Kurnazlığa aklı ermeyen ya da kolaylıkla aldatılabilen insanlara *saf* demek olağan bir durum. Keza hiçbir art niyet düşünmeksizin kendini ifade edenlere de *saf* denmesinde bir beis görülmez.
Edip Kuzu da nevi şahsına münhasır özellikleriyle bu saflığı mayasında barındıran biri. Bazı insanlar uygun koşullar oluştuğunda önceki görünümlerinden eser kalmamacasına yüzlerindeki maskeyi, üstlerindeki libası hızla atıverir. Edip Kuzu ise gerek içine düştüğü müşkül durumlarda gerekse karşısına çıkan fırsatlarda kendi varlığına yani varoluşuna uygun bir davranış ve söylem birliği içinde olur. Aldatılması, hor görülmesi onda bir öfkeye, intikama yol açmaz. Bilakis kendisini gözden geçirmesine, yenilenmesine vesile olur.

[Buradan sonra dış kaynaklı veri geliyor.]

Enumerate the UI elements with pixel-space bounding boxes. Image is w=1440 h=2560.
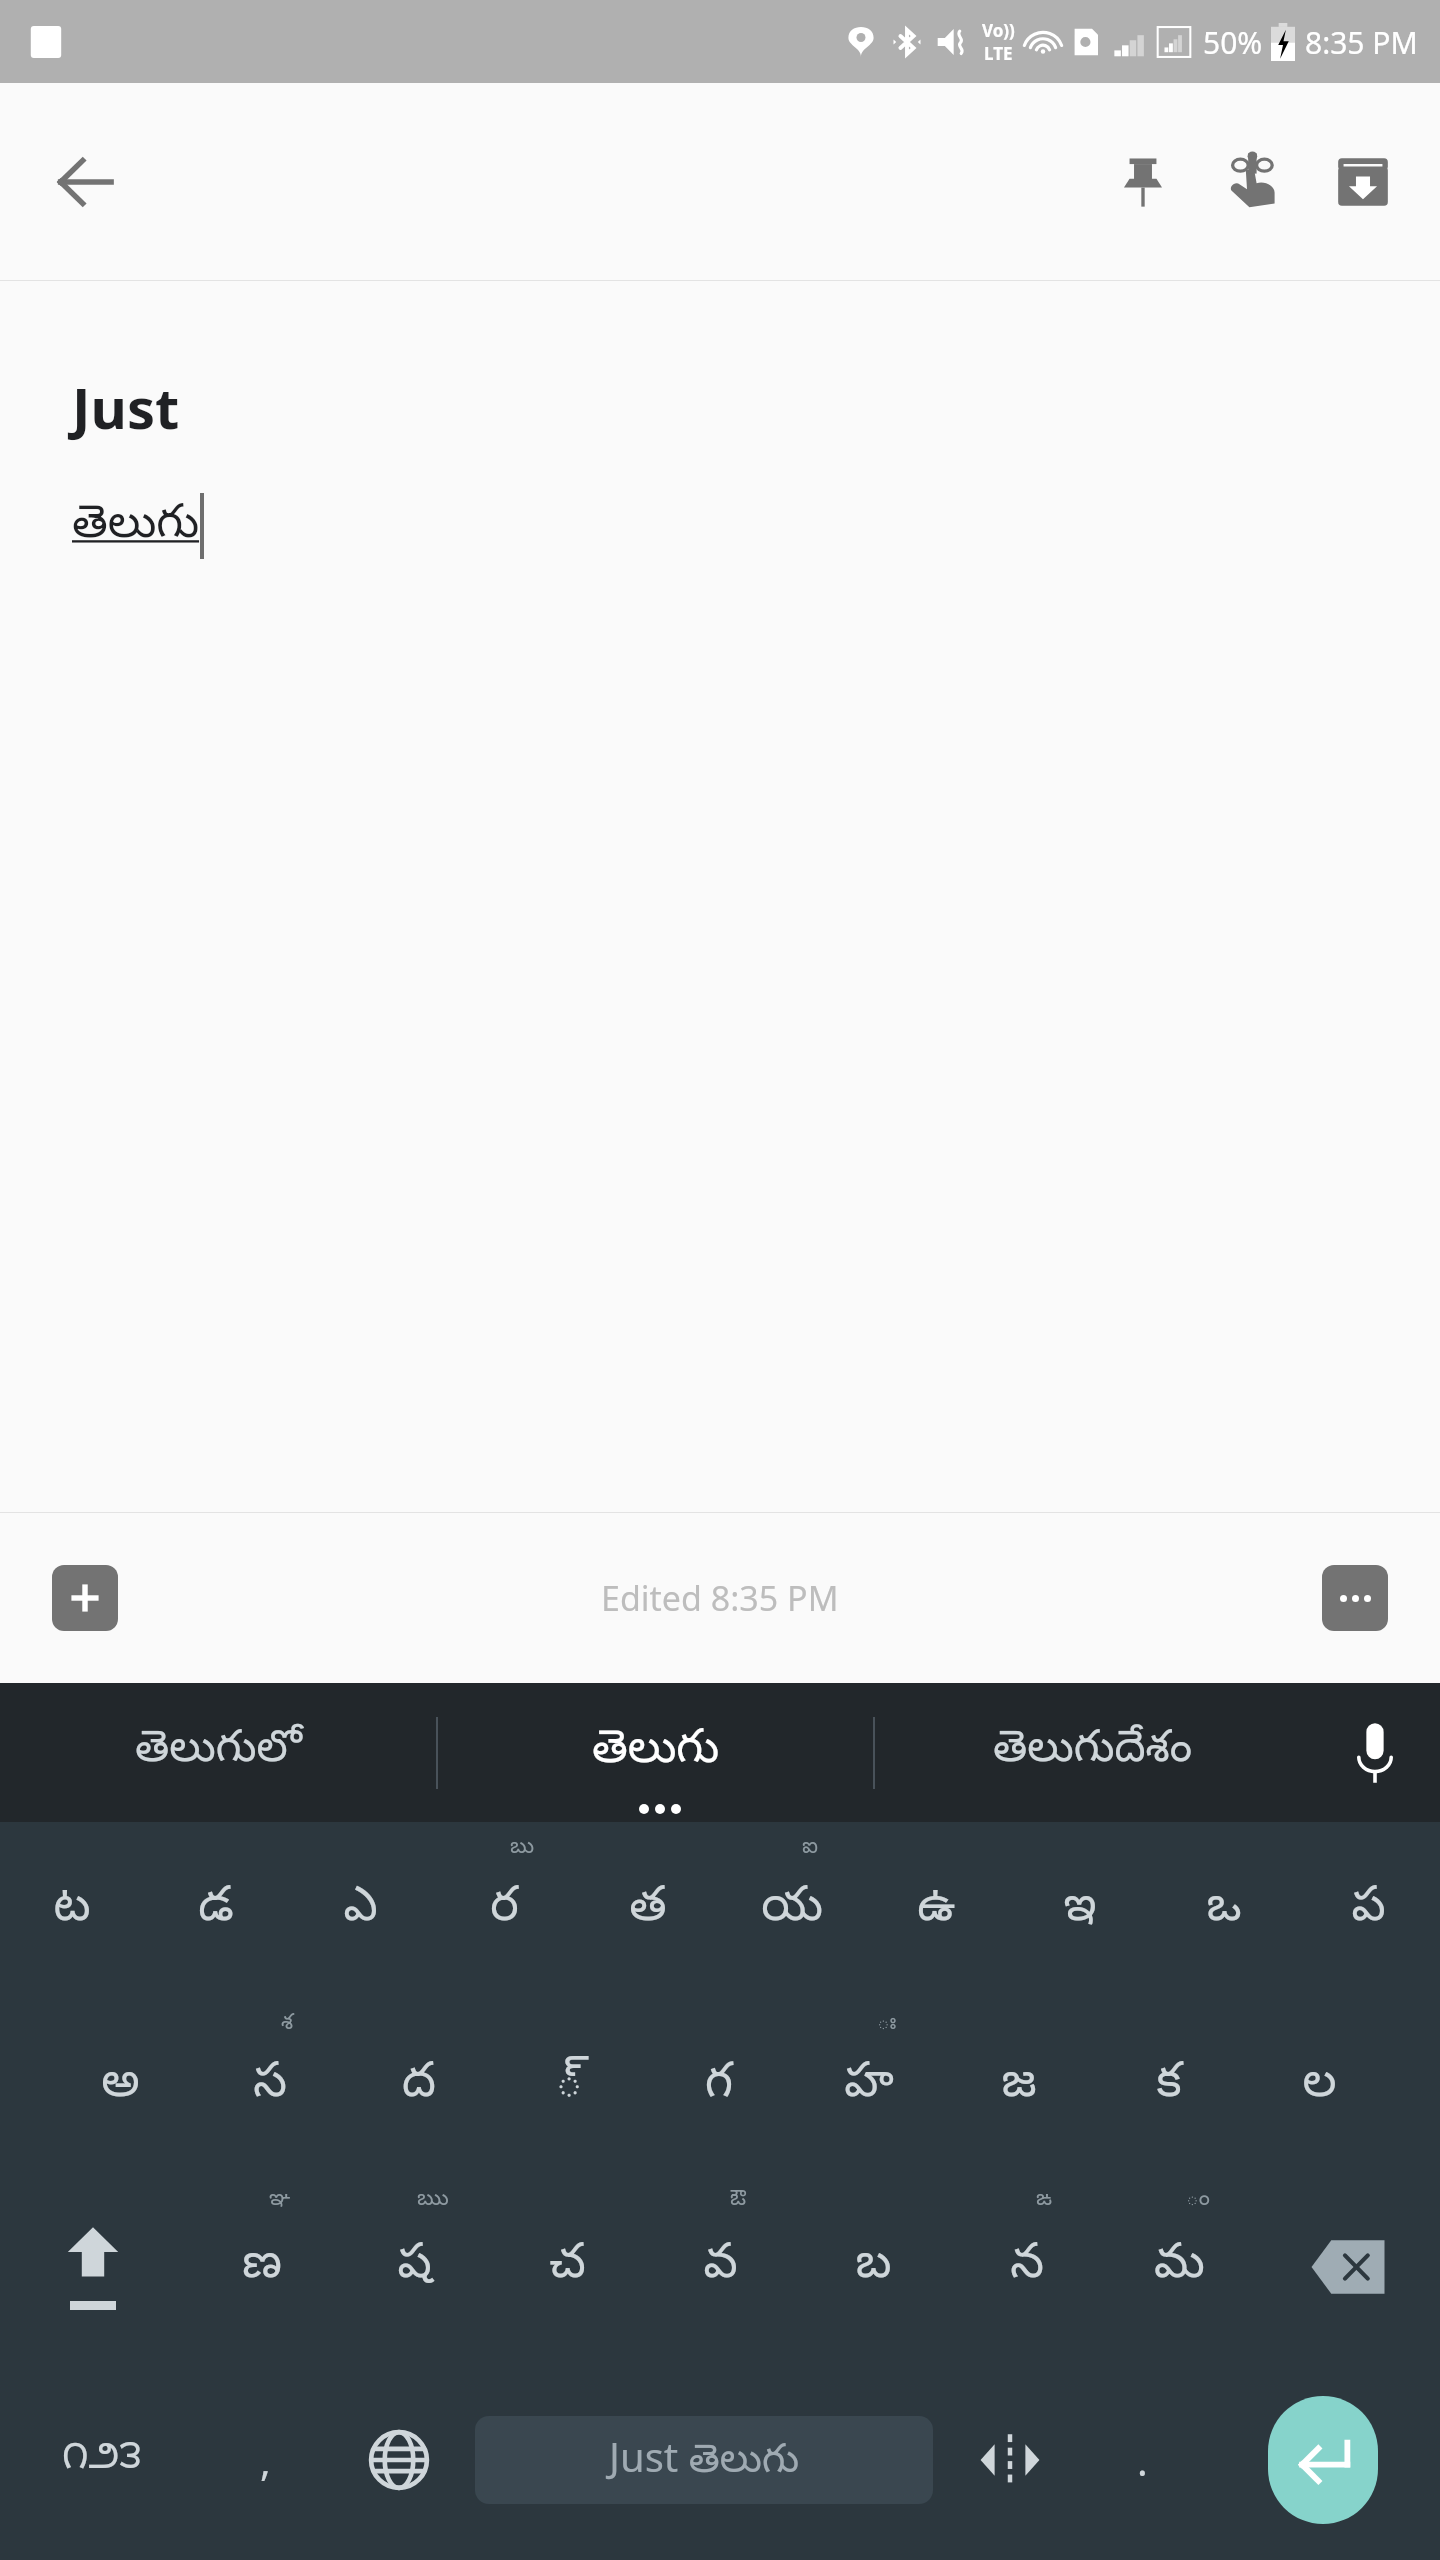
button[interactable]: Shift [0,2174,185,2360]
staticText: ద [402,2054,436,2119]
staticText: LTE [984,42,1013,65]
button[interactable]: బ [797,2174,950,2360]
staticText: బ [855,2235,892,2300]
button[interactable]: ద [344,1998,494,2174]
staticText: తెలుగులో [135,1723,302,1782]
staticText: ష [397,2235,432,2300]
staticText: ఉ [917,1878,956,1943]
button[interactable]: , [203,2360,328,2560]
staticText: ఐ [802,1834,818,1864]
button[interactable]: ః [794,1998,944,2174]
staticText: ఔ [730,2186,747,2216]
staticText: చ [549,2235,586,2300]
staticText: క [1156,2054,1182,2119]
staticText: న [1010,2235,1044,2300]
button[interactable]: అ [46,1998,195,2174]
staticText: ఇ [1063,1878,1097,1943]
button[interactable]: చ [491,2174,644,2360]
button[interactable]: Add [52,1565,118,1631]
button[interactable]: Backspace [1256,2174,1440,2360]
staticText: తెలుగు [72,497,200,559]
button[interactable]: జ [944,1998,1094,2174]
button[interactable]: ఋ [338,2174,491,2360]
staticText: ల [1302,2054,1337,2119]
button[interactable]: ఞ [185,2174,338,2360]
staticText: మ [1154,2235,1205,2300]
button[interactable]: ఉ [864,1822,1008,1998]
button[interactable]: ఒ [1152,1822,1296,1998]
staticText: ణ [242,2235,282,2300]
button[interactable]: More options [1322,1565,1388,1631]
button[interactable]: Move cursor [939,2360,1080,2560]
button[interactable]: Just తెలుగు [475,2416,933,2504]
button[interactable]: Enter [1205,2360,1440,2560]
staticText: ౧౨౩ [62,2433,142,2487]
staticText: ర [490,1878,519,1943]
staticText: గ [705,2054,733,2119]
staticText: Vo)) [982,19,1015,42]
staticText: స [253,2054,287,2119]
button[interactable]: Change language [328,2360,469,2560]
staticText: ్ [555,2054,583,2119]
staticText: 50% [1203,22,1263,63]
staticText: . [1137,2433,1148,2487]
staticText: వ [703,2235,738,2300]
button[interactable]: ఇ [1008,1822,1152,1998]
staticText: ఋ [417,2186,449,2216]
staticText: ః [877,2010,897,2040]
staticText: జ [1001,2054,1037,2119]
button[interactable]: ఔ [644,2174,797,2360]
staticText: 8:35 PM [1305,22,1418,63]
button[interactable]: తెలుగు [72,493,204,559]
button[interactable]: Pin [1088,127,1198,237]
button[interactable]: తెలుగుదేశం [875,1683,1310,1822]
staticText: బు [510,1834,535,1864]
staticText: Just తెలుగు [609,2429,800,2491]
button[interactable]: శ [195,1998,344,2174]
button[interactable]: తెలుగులో [0,1683,436,1822]
staticText: తెలుగుదేశం [993,1723,1193,1782]
staticText: హ [844,2054,894,2119]
button[interactable]: తెలుగు [438,1683,873,1822]
button[interactable]: Reminder [1198,127,1308,237]
staticText: ం [1186,2186,1210,2216]
button[interactable]: ఎ [288,1822,432,1998]
button[interactable]: ప [1296,1822,1440,1998]
button[interactable]: త [576,1822,720,1998]
staticText: త [629,1878,667,1943]
button[interactable]: Voice input [1310,1683,1440,1822]
button[interactable]: ల [1244,1998,1394,2174]
staticText: డ [198,1878,234,1943]
staticText: ట [53,1878,91,1943]
staticText: య [761,1878,823,1943]
staticText: ఙ [1036,2186,1053,2216]
staticText: ఎ [343,1878,378,1943]
staticText: అ [101,2054,140,2119]
staticText: ఞ [269,2186,291,2216]
button[interactable]: ఙ [950,2174,1103,2360]
button[interactable]: ం [1103,2174,1256,2360]
button[interactable]: ్ [494,1998,644,2174]
button[interactable]: డ [144,1822,288,1998]
button[interactable]: బు [432,1822,576,1998]
button[interactable]: Archive [1308,127,1418,237]
button[interactable]: ట [0,1822,144,1998]
button[interactable]: Just [72,369,180,445]
staticText: ఒ [1206,1878,1242,1943]
staticText: శ [281,2010,294,2040]
button[interactable]: ౧౨౩ [0,2360,203,2560]
staticText: తెలుగు [592,1722,720,1784]
button[interactable]: . [1080,2360,1205,2560]
button[interactable]: క [1094,1998,1244,2174]
button[interactable]: గ [644,1998,794,2174]
staticText: Edited 8:35 PM [601,1575,839,1621]
staticText: ప [1351,1878,1386,1943]
button[interactable]: ఐ [720,1822,864,1998]
staticText: , [260,2433,271,2487]
button[interactable]: Back [30,127,140,237]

Edip kuzu, toplumdaki çıkarcı ilişkilere, maddi dünyanın insanlar üzerindeki tahakkümüne tanık oldukça çareyi kendi dünyasına çekilmekte, rüyasında beliren *ışığın* ardına düşmekte bulur. Öyle ki, ulaşmaya çalıştığı *ışık* onu doğanın ortasına sürükler. O bu sürüklenişten rahatsız olmasa da yaşadıkları üzerinden sorgulamalarını ise sürdürür.
Kentin kalabalığı arttıkça adeta yalnızlığı da katmerleşen insanların doğayla bütünleşme özleminin hikâyesidir Gizemli Budala.